Too many sophisticated machines took up residence in the same space where thick cables snaked into desks with meter readers and gauges. The closer Sam came to the cables the sicker he felt. There was a silent hum emanating from them, growing louder with every passing minute as if it charged something. Suddenly it dawned on Sam. The generators were the reason the ship teleported.
A door to his right kept falling open and closed in slow motion from the gaining wave activity of the water, and Sam swam over to see where it led. He kept an eye out behind him to make sure Purdue was still at the entrance before he entered the pitch black room behind the swaying door. In his stomach, the pulsing energy of the gravitational waves exacerbated his nausea, but he had to see what was hidden there behind the instrument panels. What he saw filled him with such horror that he could not get out of the cabin quickly enough.
Without a care for the nasty vibration that coursed through him at every touch of the pipes, Sam propelled himself forward to reach Purdue and the welder.
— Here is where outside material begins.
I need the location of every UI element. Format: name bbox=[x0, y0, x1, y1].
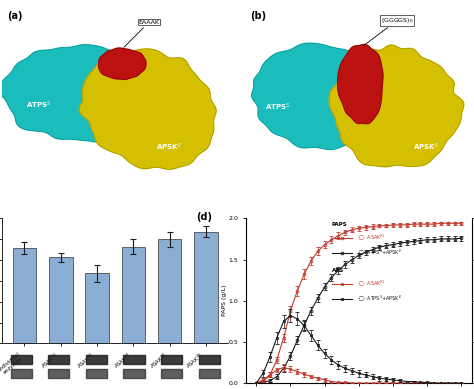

They had no idea what he had seen, but he had it on film, and he had to surface. Purdue could see that Sam was spooked and signaled him to continue up to the surface.
On the other side of the big vessel, Crystal was holding down a sheet for bolting. While the other two men from Ali's crew fired up the welding equipment, she checked her watch. It would soon be time for the ship to disappear, but, as curious as she was about its destination, she did not want to stick around to see what was going to happen. Her blue eyes scrutinized the exit, a small chimney-like chute facing upward to the faint light of the surface. They had entered the ship through the chute, having forced open the heavy steel bulkhead that had sealed the compartment.
They had already pumped out most of the water from the compartment, which was the best access point for the hull patch. She gestured for one of the men to take over where she was holding the patch so that his colleague could weld. With hand signals, she told them that she needed to retrieve the toolbox so they could bolt the next sheet. They gave her a thumbs-up and proceeded to weld the cracks shut. Gradually, the chamber grew darker. Eventually, it was completely dark, save for the blow torch fire that illuminated the steel walls.
They checked their watches. It was almost time to surface, and they had to pack up. Crystal was gone, even though the toolbox she was supposed to collect was still sitting on the far end of the compartment. Concerned they looked around, but the master diver was gone. Alarmed, they used their blowtorches to look around, yet they could not find any trace of her. When the designated evacuation time approached, they were still busy packing up, but they knew they would get it done on time.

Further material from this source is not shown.